There’s an honesty about the notes which accompany the release which is at once uncomfortable and refreshing:

Lyrically this was an incredibly dark place to go to, I had come out of a relationship that became mentally abusive; looking back I wondered who I had become in excusing that kind of behaviour. This is what drove me in the album, those darkest moments became a journey of self discovery and a realisation of who I really am and what I deserved.

When life is out of control, what can you do but obsess about the things you can control – your art? But from darkness comes light, and creativity can be so cathartic. As dark as Primal is, it contains some truly beautiful and magnificently uplifting musical moments. Carly’s vocals at times soar so high as to disappear from the register of the average human ear, but ‘Sea of Fear’ is a swelling anthem of a track, and the sunburst shoegaze of ‘Smother’ ripples with the joy of drinking in clear air and rediscovering the potentialities of life.

‘Outsider’ is built around an insistent motoric beat and exploits the quiet / loud dynamic, bursting into explosive shoegaze wall-of-FX guitars which call to mind Ride in their early years, but as is always the case with Battle Lines, Carly’s ultra-high-frequency vocals means they don’t really sound like any of their forebears, or their contemporaries.

Of their single releases, only ‘Hunting’ has made it to the album. This is a bold and admirable choice, and one which makes a statement: a statement which says that \Primal is an album proper, a document, and not a ‘Hunting’ is, of course, a belting wall of noise driven by a twitchy disco beat and shuddering synth with metallic screeds of guitar peeling off a Donna Summer groove, over which Carly comes on like Siouxsie Sioux, breathy and intense.

The album concludes with ‘Riot’, a richly-layered and uplifting song which blossoms in a screed of guitar noise over an insistent rhythm section, the drums and bass tight and locked into a sedate groove.
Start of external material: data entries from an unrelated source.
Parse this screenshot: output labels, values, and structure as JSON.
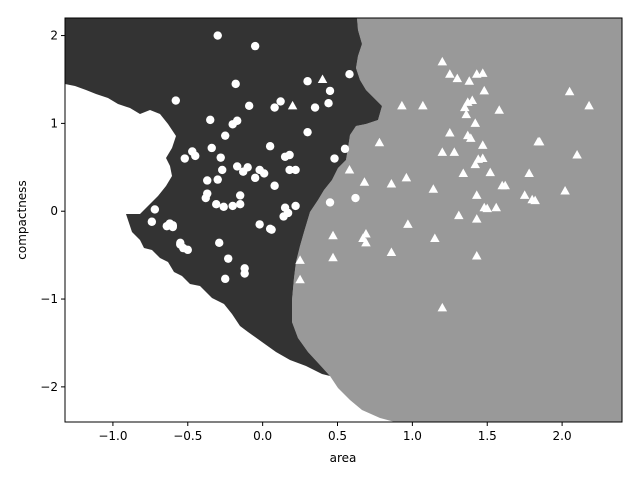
{
  "chart_data": {
    "type": "scatter",
    "title": "",
    "xlabel": "area",
    "ylabel": "compactness",
    "xlim": [
      -1.32,
      2.4
    ],
    "ylim": [
      -2.4,
      2.2
    ],
    "xticks": [
      -1.0,
      -0.5,
      0.0,
      0.5,
      1.0,
      1.5,
      2.0
    ],
    "xtick_labels": [
      "−1.0",
      "−0.5",
      "0.0",
      "0.5",
      "1.0",
      "1.5",
      "2.0"
    ],
    "yticks": [
      -2,
      -1,
      0,
      1,
      2
    ],
    "ytick_labels": [
      "−2",
      "−1",
      "0",
      "1",
      "2"
    ],
    "grid": false,
    "legend": false,
    "background": {
      "description": "decision regions of a classifier",
      "region_colors": {
        "class_0": "#333333",
        "class_1": "#999999",
        "class_2": "#ffffff"
      }
    },
    "series": [
      {
        "marker": "circle",
        "color": "#ffffff",
        "points": [
          [
            -0.3,
            2.0
          ],
          [
            -0.05,
            1.88
          ],
          [
            -0.58,
            1.26
          ],
          [
            -0.18,
            1.45
          ],
          [
            0.12,
            1.25
          ],
          [
            0.08,
            1.18
          ],
          [
            0.3,
            1.48
          ],
          [
            0.35,
            1.18
          ],
          [
            0.45,
            1.37
          ],
          [
            0.44,
            1.23
          ],
          [
            0.58,
            1.56
          ],
          [
            -0.35,
            1.04
          ],
          [
            -0.2,
            0.99
          ],
          [
            -0.17,
            1.03
          ],
          [
            -0.25,
            0.86
          ],
          [
            -0.28,
            0.61
          ],
          [
            -0.45,
            0.63
          ],
          [
            -0.47,
            0.68
          ],
          [
            -0.52,
            0.6
          ],
          [
            -0.09,
            1.2
          ],
          [
            0.3,
            0.9
          ],
          [
            0.48,
            0.6
          ],
          [
            0.55,
            0.71
          ],
          [
            0.18,
            0.64
          ],
          [
            0.15,
            0.62
          ],
          [
            0.05,
            0.74
          ],
          [
            -0.34,
            0.72
          ],
          [
            -0.37,
            0.35
          ],
          [
            -0.37,
            0.2
          ],
          [
            -0.38,
            0.15
          ],
          [
            -0.3,
            0.36
          ],
          [
            -0.27,
            0.47
          ],
          [
            -0.17,
            0.51
          ],
          [
            -0.13,
            0.45
          ],
          [
            -0.1,
            0.5
          ],
          [
            -0.05,
            0.38
          ],
          [
            -0.02,
            0.47
          ],
          [
            0.01,
            0.43
          ],
          [
            0.08,
            0.29
          ],
          [
            0.18,
            0.47
          ],
          [
            0.22,
            0.47
          ],
          [
            0.45,
            0.1
          ],
          [
            0.62,
            0.15
          ],
          [
            -0.31,
            0.08
          ],
          [
            -0.26,
            0.05
          ],
          [
            -0.2,
            0.06
          ],
          [
            -0.15,
            0.08
          ],
          [
            -0.15,
            0.18
          ],
          [
            0.15,
            0.04
          ],
          [
            0.17,
            -0.02
          ],
          [
            0.14,
            -0.06
          ],
          [
            0.22,
            0.06
          ],
          [
            -0.02,
            -0.15
          ],
          [
            0.06,
            -0.21
          ],
          [
            0.05,
            -0.2
          ],
          [
            -0.72,
            0.02
          ],
          [
            -0.62,
            -0.14
          ],
          [
            -0.6,
            -0.16
          ],
          [
            -0.64,
            -0.17
          ],
          [
            -0.6,
            -0.18
          ],
          [
            -0.55,
            -0.36
          ],
          [
            -0.55,
            -0.38
          ],
          [
            -0.53,
            -0.42
          ],
          [
            -0.5,
            -0.44
          ],
          [
            -0.29,
            -0.36
          ],
          [
            -0.23,
            -0.54
          ],
          [
            -0.25,
            -0.77
          ],
          [
            -0.12,
            -0.65
          ],
          [
            -0.12,
            -0.71
          ],
          [
            -0.74,
            -0.12
          ]
        ]
      },
      {
        "marker": "triangle",
        "color": "#ffffff",
        "points": [
          [
            0.2,
            1.2
          ],
          [
            0.4,
            1.5
          ],
          [
            1.2,
            1.7
          ],
          [
            1.25,
            1.56
          ],
          [
            1.3,
            1.51
          ],
          [
            1.47,
            1.57
          ],
          [
            1.43,
            1.56
          ],
          [
            1.38,
            1.48
          ],
          [
            1.48,
            1.37
          ],
          [
            1.4,
            1.26
          ],
          [
            1.37,
            1.24
          ],
          [
            1.35,
            1.18
          ],
          [
            1.36,
            1.1
          ],
          [
            1.42,
            1.0
          ],
          [
            1.58,
            1.15
          ],
          [
            1.07,
            1.2
          ],
          [
            0.93,
            1.2
          ],
          [
            0.78,
            0.78
          ],
          [
            1.25,
            0.89
          ],
          [
            1.37,
            0.86
          ],
          [
            1.39,
            0.83
          ],
          [
            1.47,
            0.75
          ],
          [
            1.44,
            0.59
          ],
          [
            1.47,
            0.6
          ],
          [
            1.28,
            0.67
          ],
          [
            1.2,
            0.67
          ],
          [
            1.34,
            0.43
          ],
          [
            1.52,
            0.44
          ],
          [
            1.42,
            0.53
          ],
          [
            0.58,
            0.47
          ],
          [
            0.68,
            0.33
          ],
          [
            0.86,
            0.31
          ],
          [
            0.96,
            0.38
          ],
          [
            1.14,
            0.25
          ],
          [
            1.6,
            0.29
          ],
          [
            1.62,
            0.29
          ],
          [
            1.78,
            0.43
          ],
          [
            1.75,
            0.18
          ],
          [
            1.8,
            0.13
          ],
          [
            1.82,
            0.12
          ],
          [
            2.05,
            1.36
          ],
          [
            2.18,
            1.2
          ],
          [
            1.85,
            0.79
          ],
          [
            1.84,
            0.79
          ],
          [
            2.1,
            0.64
          ],
          [
            2.02,
            0.23
          ],
          [
            1.43,
            0.18
          ],
          [
            1.48,
            0.04
          ],
          [
            1.5,
            0.03
          ],
          [
            1.56,
            0.04
          ],
          [
            1.31,
            -0.05
          ],
          [
            1.43,
            -0.09
          ],
          [
            0.47,
            -0.28
          ],
          [
            0.67,
            -0.31
          ],
          [
            0.69,
            -0.26
          ],
          [
            0.69,
            -0.36
          ],
          [
            0.97,
            -0.15
          ],
          [
            0.25,
            -0.56
          ],
          [
            0.47,
            -0.53
          ],
          [
            0.86,
            -0.47
          ],
          [
            1.15,
            -0.31
          ],
          [
            1.43,
            -0.51
          ],
          [
            1.2,
            -1.1
          ],
          [
            0.25,
            -0.78
          ]
        ]
      }
    ]
  }
}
Primal displays remarkable poise, and as much as its architecture is concerned with the turbulence which inspired its lyrics and overall tone, its coherence and control are remarkable. But rather than feeling soulless in its clinical execution, there’s a clear sense that Primal is about holding it together and showing just what can be achieved through sheer will and determination and the exertion of mind over matter. Despite the obstacles, personal and geographical, Battle Lines have (meticulously) produced a powerful album that was more than worth the wait.